Prove that a*b is not divisible by prime number p

Question

Can't understand if my thoughts make sense or not.

The question is the following: $ab$ is not divisible by prime $p$, if both $a$ and $b$ are not divisible by $p$.

I thought to prove it like this: For $ab$ there are 2 cases: a) divisible b) not divisible

For $a$ and $b$ there cases:

1. $a$ is divisible by $p$, $b$ is not
2. $b$ is divisible by $p$, $a$ is not
3. $a$ and $b$ are divisible by $p$
4. $a$ and $b$ are not divisible by $p$

Cases 1,2,3 correspond to the case a) it is clear probably. Then we have the only left case 4, which corresponds to the only left case b). Means that if both $a$ and $b$ are not divisible by $p$, then $ab$ is not divisible by $p$.

Answer 1

You're on the right track but you created more work for yourself by working with these cases separately. I'm assuming you are working over the integers, and the proof should follow directly from the unique factorization property.

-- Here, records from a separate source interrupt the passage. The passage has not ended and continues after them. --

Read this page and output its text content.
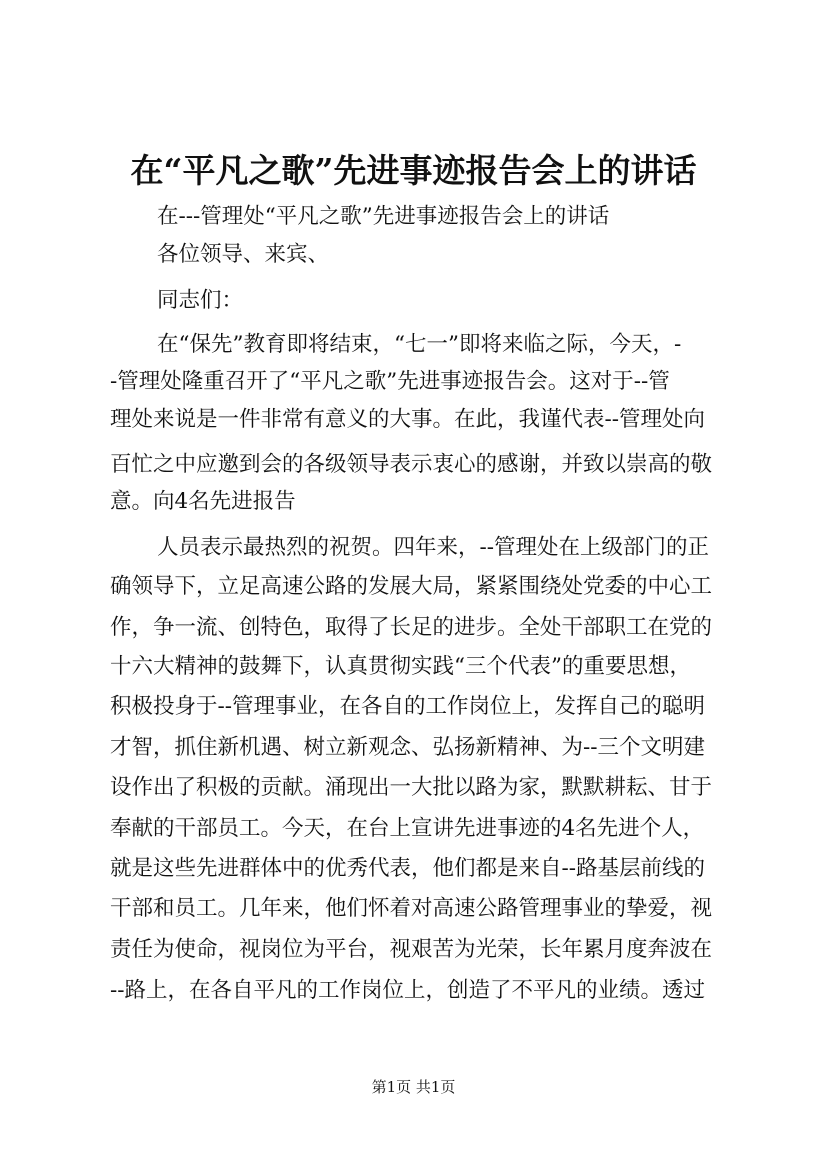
在“平凡之歌”先进事迹报告会上的讲话
在---管理处“平凡之歌”先进事迹报告会上的讲话
各位领导、来宾、
同志们：
在“保先”教育即将结束，“七一”即将来临之际，今天，-
-管理处隆重召开了“平凡之歌”先进事迹报告会。这对于--管
理处来说是一件非常有意义的大事。在此，我谨代表--管理处向
百忙之中应邀到会的各级领导表示衷心的感谢，并致以崇高的敬
意。向4名先进报告
人员表示最热烈的祝贺。四年来，--管理处在上级部门的正
确领导下，立足高速公路的发展大局，紧紧围绕处党委的中心工
作，争一流、创特色，取得了长足的进步。全处干部职工在党的
十六大精神的鼓舞下，认真贯彻实践“三个代表”的重要思想，
积极投身于--管理事业，在各自的工作岗位上，发挥自己的聪明
才智，抓住新机遇、树立新观念、弘扬新精神、为--三个文明建
设作出了积极的贡献。涌现出一大批以路为家，默默耕耘、甘于
奉献的干部员工。今天，在台上宣讲先进事迹的4名先进个人，
就是这些先进群体中的优秀代表，他们都是来自--路基层前线的
干部和员工。几年来，他们怀着对高速公路管理事业的挚爱，视
责任为使命，视岗位为平台，视艰苦为光荣，长年累月度奔波在
--路上，在各自平凡的工作岗位上，创造了不平凡的业绩。透过
第1页 共1页
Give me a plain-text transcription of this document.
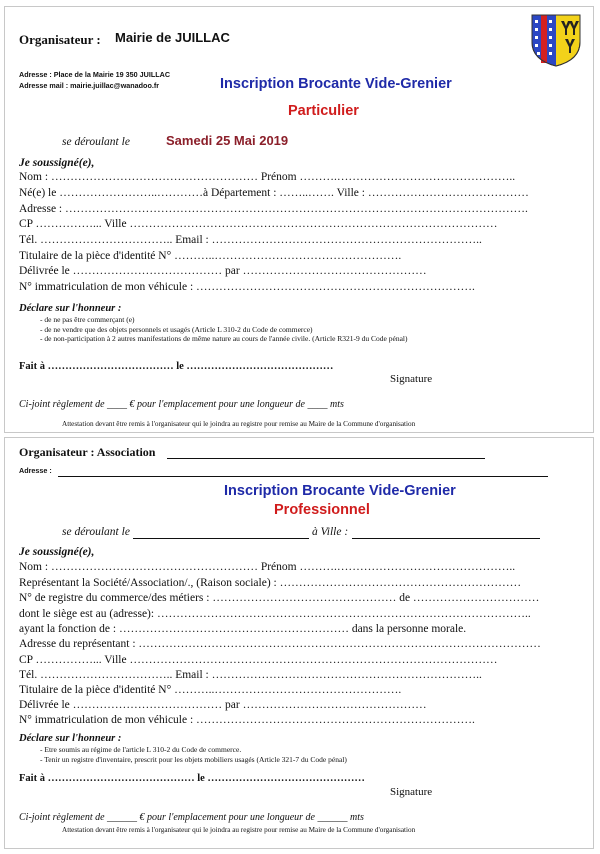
Organisateur : Mairie de JUILLAC
Adresse : Place de la Mairie 19 350 JUILLAC
Adresse mail : mairie.juillac@wanadoo.fr	Inscription Brocante Vide-Grenier
Particulier
se déroulant le	Samedi 25 Mai 2019
Je soussigné(e),
Nom : ……………………………………………… Prénom ……….………………………………………..
Né(e) le ……………………..…………à Département : ……..……. Ville : ……………………………………
Adresse : ………………………………………………………………………………………………………….
CP ……………... Ville ……………………………………………………………………………………
Tél. …………………………….. Email : ……………………………………………………………..
Titulaire de la pièce d'identité N° ………..………………………………………….
Délivrée le ………………………………… par …………………………………………
N° immatriculation de mon véhicule : ……………………………………………………………….
Déclare sur l'honneur :
- de ne pas être commerçant (e)
- de ne vendre que des objets personnels et usagés (Article L 310-2 du Code de commerce)
- de non-participation à 2 autres manifestations de même nature au cours de l'année civile. (Article R321-9 du Code pénal)
Fait à ……………………………… le ……………………………………
Signature
Ci-joint règlement de ____ € pour l'emplacement pour une longueur de ____ mts
Attestation devant être remis à l'organisateur qui le joindra au registre pour remise au Maire de la Commune d'organisation
Organisateur : Association
Adresse :
Inscription Brocante Vide-Grenier
Professionnel
se déroulant le	à Ville :
Je soussigné(e),
Nom : ……………………………………………… Prénom ……….………………………………………..
Représentant la Société/Association/., (Raison sociale) : ………………………………………………………
N° de registre du commerce/des métiers : ………………………………………… de ……………………………
dont le siège est au (adresse): ……………………………………………………………………………………..
ayant la fonction de : …………………………………………………… dans la personne morale.
Adresse du représentant : ……………………………………………………………………………………………
CP ……………... Ville ……………………………………………………………………………………
Tél. …………………………….. Email : ……………………………………………………………..
Titulaire de la pièce d'identité N° ………..………………………………………….
Délivrée le ………………………………… par …………………………………………
N° immatriculation de mon véhicule : ……………………………………………………………….
Déclare sur l'honneur :
- Etre soumis au régime de l'article L 310-2 du Code de commerce.
- Tenir un registre d'inventaire, prescrit pour les objets mobiliers usagés (Article 321-7 du Code pénal)
Fait à …………………………………… le ………………………………………
Signature
Ci-joint règlement de ______ € pour l'emplacement pour une longueur de ______ mts
Attestation devant être remis à l'organisateur qui le joindra au registre pour remise au Maire de la Commune d'organisation
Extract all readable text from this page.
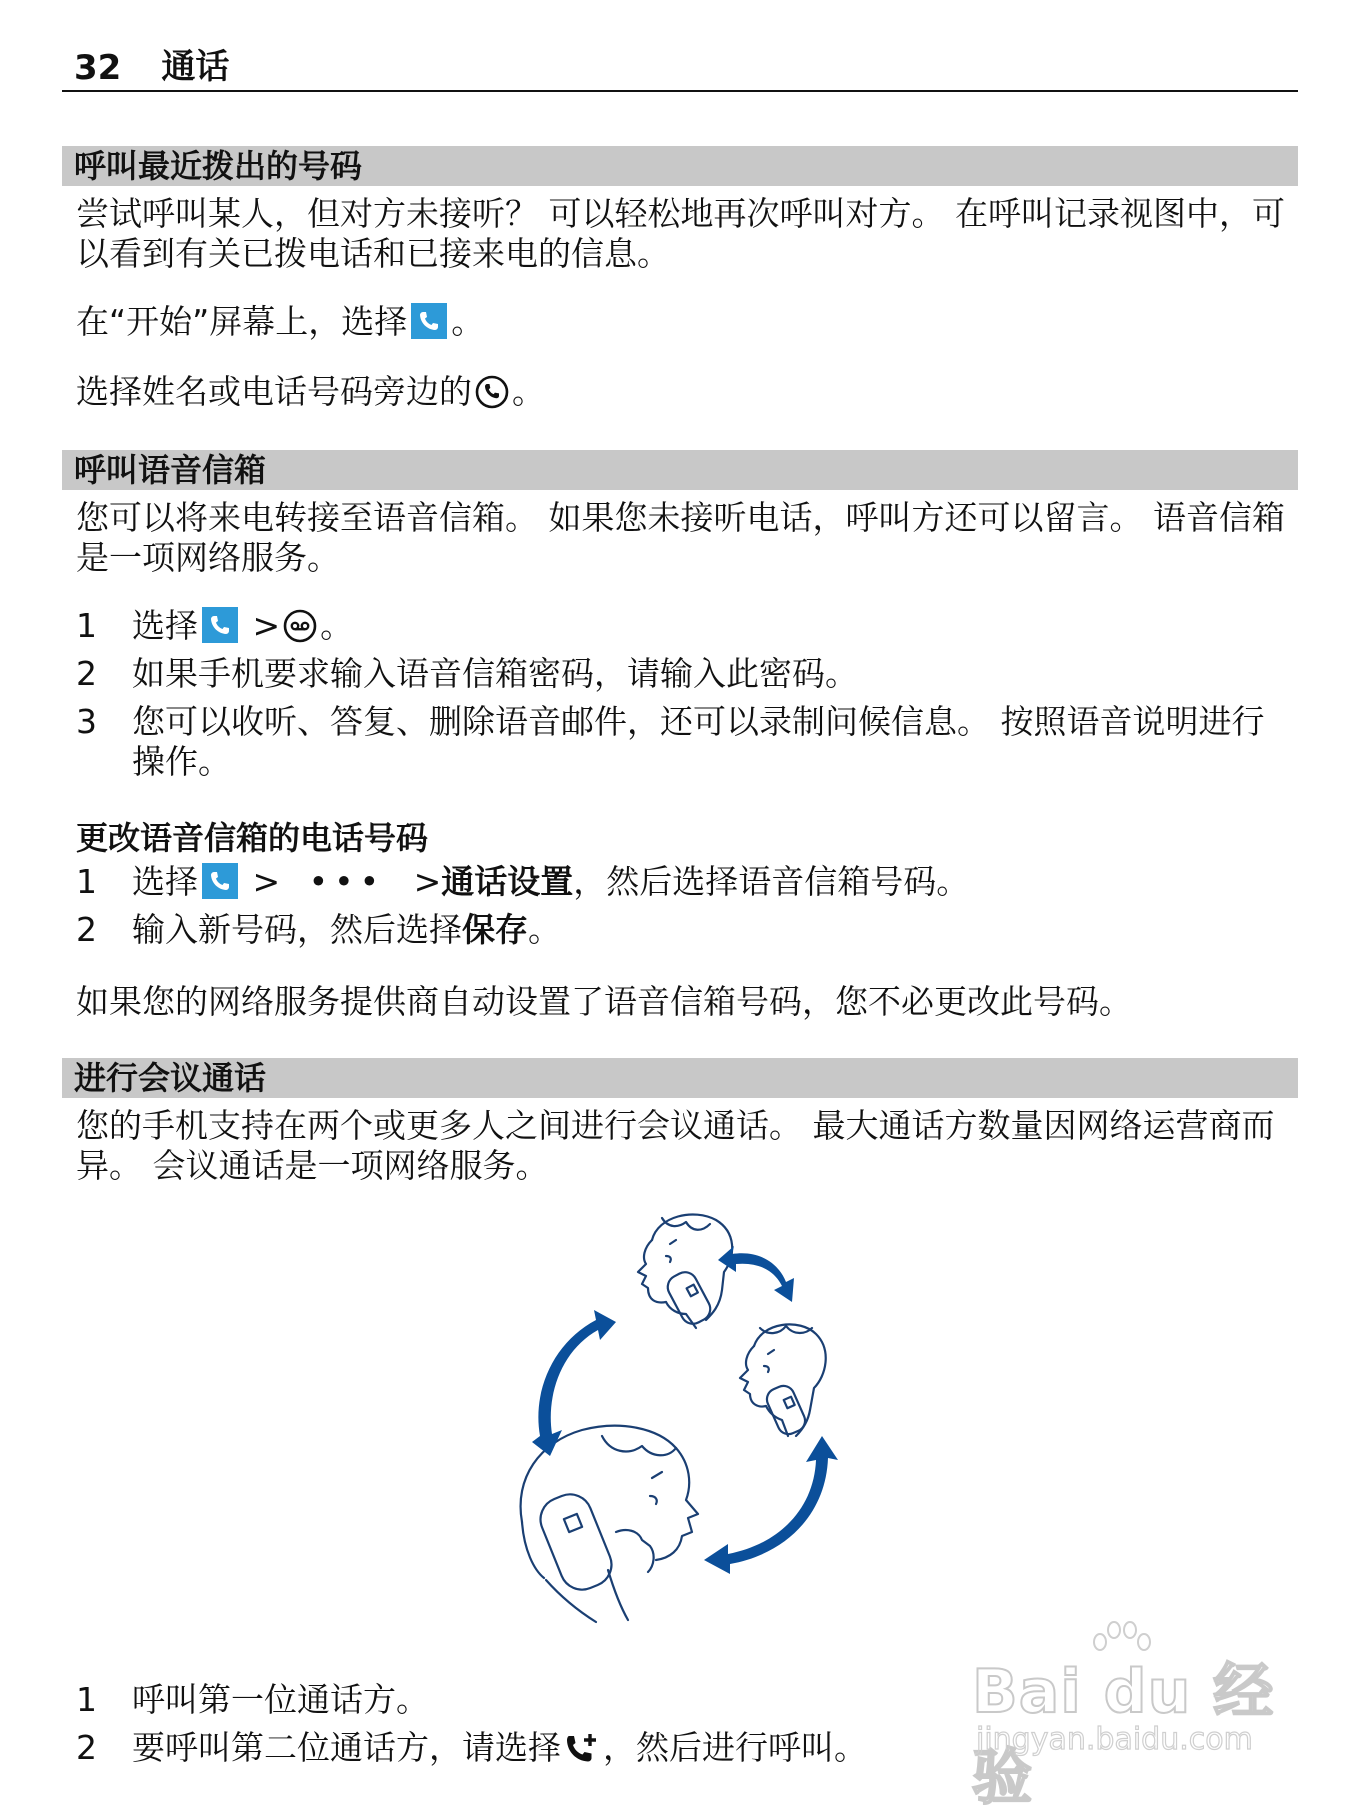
32 通话
呼叫最近拨出的号码

尝试呼叫某人，但对方未接听？ 可以轻松地再次呼叫对方。 在呼叫记录视图中，可以看到有关已拨电话和已接来电的信息。

在“开始”屏幕上，选择 。

选择姓名或电话号码旁边的 。

呼叫语音信箱

您可以将来电转接至语音信箱。 如果您未接听电话，呼叫方还可以留言。 语音信箱是一项网络服务。

1 选择 > 。
2 如果手机要求输入语音信箱密码，请输入此密码。
3 您可以收听、答复、删除语音邮件，还可以录制问候信息。 按照语音说明进行操作。
更改语音信箱的电话号码
1 选择 > ••• >通话设置，然后选择语音信箱号码。
2 输入新号码，然后选择保存。

如果您的网络服务提供商自动设置了语音信箱号码，您不必更改此号码。

进行会议通话

您的手机支持在两个或更多人之间进行会议通话。 最大通话方数量因网络运营商而异。 会议通话是一项网络服务。

1 呼叫第一位通话方。
2 要呼叫第二位通话方，请选择 ，然后进行呼叫。
Bai du 经验
jingyan.baidu.com
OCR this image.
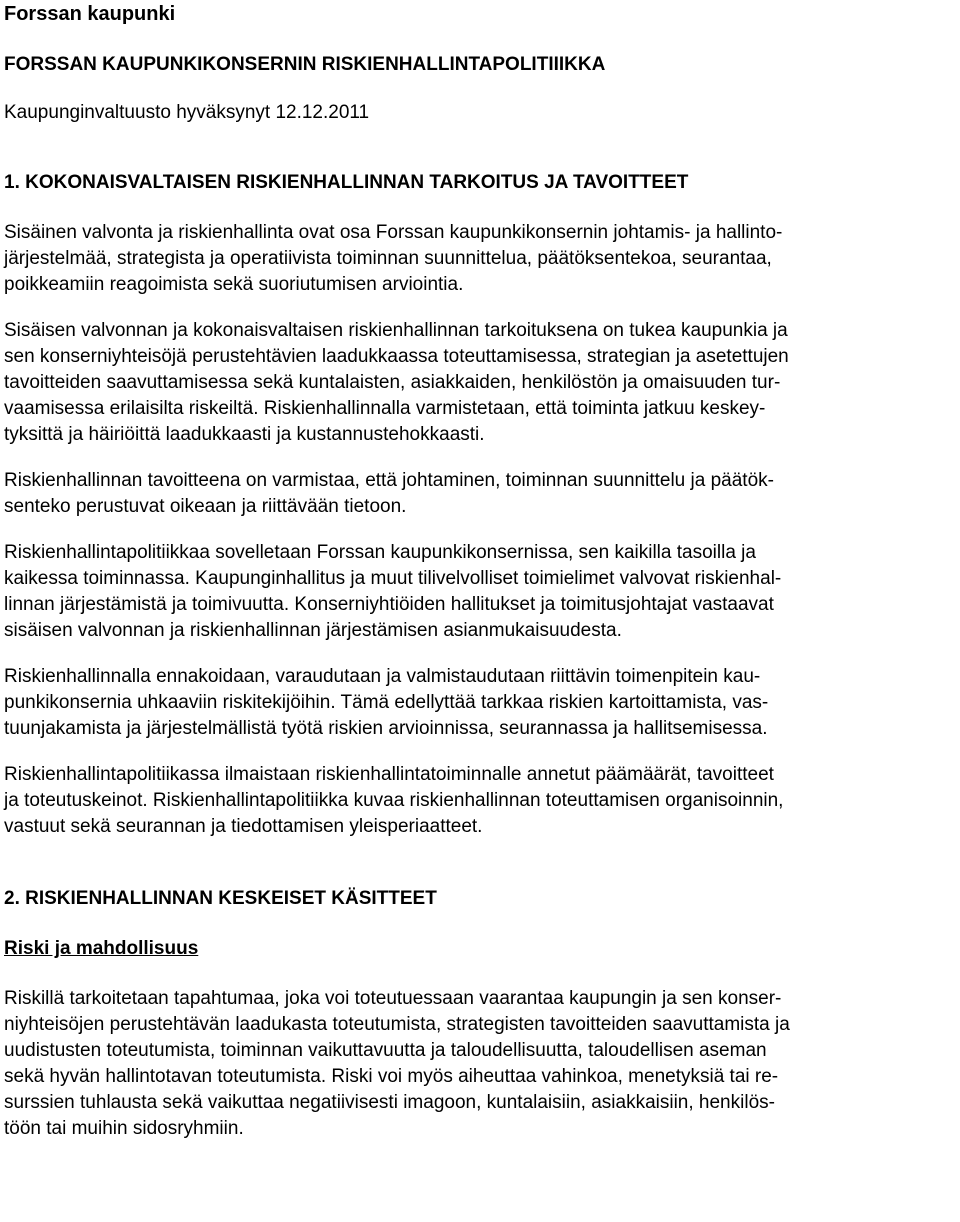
Forssan kaupunki

FORSSAN KAUPUNKIKONSERNIN RISKIENHALLINTAPOLITIIIKKA

Kaupunginvaltuusto hyväksynyt 12.12.2011

1. KOKONAISVALTAISEN RISKIENHALLINNAN TARKOITUS JA TAVOITTEET

Sisäinen valvonta ja riskienhallinta ovat osa Forssan kaupunkikonsernin johtamis- ja hallinto-
järjestelmää, strategista ja operatiivista toiminnan suunnittelua, päätöksentekoa, seurantaa,
poikkeamiin reagoimista sekä suoriutumisen arviointia.

Sisäisen valvonnan ja kokonaisvaltaisen riskienhallinnan tarkoituksena on tukea kaupunkia ja
sen konserniyhteisöjä perustehtävien laadukkaassa toteuttamisessa, strategian ja asetettujen
tavoitteiden saavuttamisessa sekä kuntalaisten, asiakkaiden, henkilöstön ja omaisuuden tur-
vaamisessa erilaisilta riskeiltä. Riskienhallinnalla varmistetaan, että toiminta jatkuu keskey-
tyksittä ja häiriöittä laadukkaasti ja kustannustehokkaasti.

Riskienhallinnan tavoitteena on varmistaa, että johtaminen, toiminnan suunnittelu ja päätök-
senteko perustuvat oikeaan ja riittävään tietoon.

Riskienhallintapolitiikkaa sovelletaan Forssan kaupunkikonsernissa, sen kaikilla tasoilla ja
kaikessa toiminnassa. Kaupunginhallitus ja muut tilivelvolliset toimielimet valvovat riskienhal-
linnan järjestämistä ja toimivuutta. Konserniyhtiöiden hallitukset ja toimitusjohtajat vastaavat
sisäisen valvonnan ja riskienhallinnan järjestämisen asianmukaisuudesta.

Riskienhallinnalla ennakoidaan, varaudutaan ja valmistaudutaan riittävin toimenpitein kau-
punkikonsernia uhkaaviin riskitekijöihin. Tämä edellyttää tarkkaa riskien kartoittamista, vas-
tuunjakamista ja järjestelmällistä työtä riskien arvioinnissa, seurannassa ja hallitsemisessa.

Riskienhallintapolitiikassa ilmaistaan riskienhallintatoiminnalle annetut päämäärät, tavoitteet
ja toteutuskeinot. Riskienhallintapolitiikka kuvaa riskienhallinnan toteuttamisen organisoinnin,
vastuut sekä seurannan ja tiedottamisen yleisperiaatteet.

2. RISKIENHALLINNAN KESKEISET KÄSITTEET
Riski ja mahdollisuus

Riskillä tarkoitetaan tapahtumaa, joka voi toteutuessaan vaarantaa kaupungin ja sen konser-
niyhteisöjen perustehtävän laadukasta toteutumista, strategisten tavoitteiden saavuttamista ja
uudistusten toteutumista, toiminnan vaikuttavuutta ja taloudellisuutta, taloudellisen aseman
sekä hyvän hallintotavan toteutumista. Riski voi myös aiheuttaa vahinkoa, menetyksiä tai re-
surssien tuhlausta sekä vaikuttaa negatiivisesti imagoon, kuntalaisiin, asiakkaisiin, henkilös-
töön tai muihin sidosryhmiin.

Let $a = p_1^{e_1}p_2^{e_2} \cdots p_n^{e_n}$ and $b = q_1^{f_1}q_2^{f_2}\cdots q_m^{f_m}$ and suppose that a prime $\ell$ does not divide $a$ or $b.$ Then,

$ab = p_1^{e_1}p_2^{e_2} \cdots p_n^{e_n}q_1^{f_1}q_2^{f_2}\cdots q_m^{f_m}$

where the prime factors need not be distinct (since $a$ and $b$ could have prime factors in common) but $\ell$ will not be a factor since it is not contained in any of the $p_i$ or $q_j$ for $1 \leq i \leq n, 1 \leq j \leq m.$ We conclude $\ell \not \mid ab.$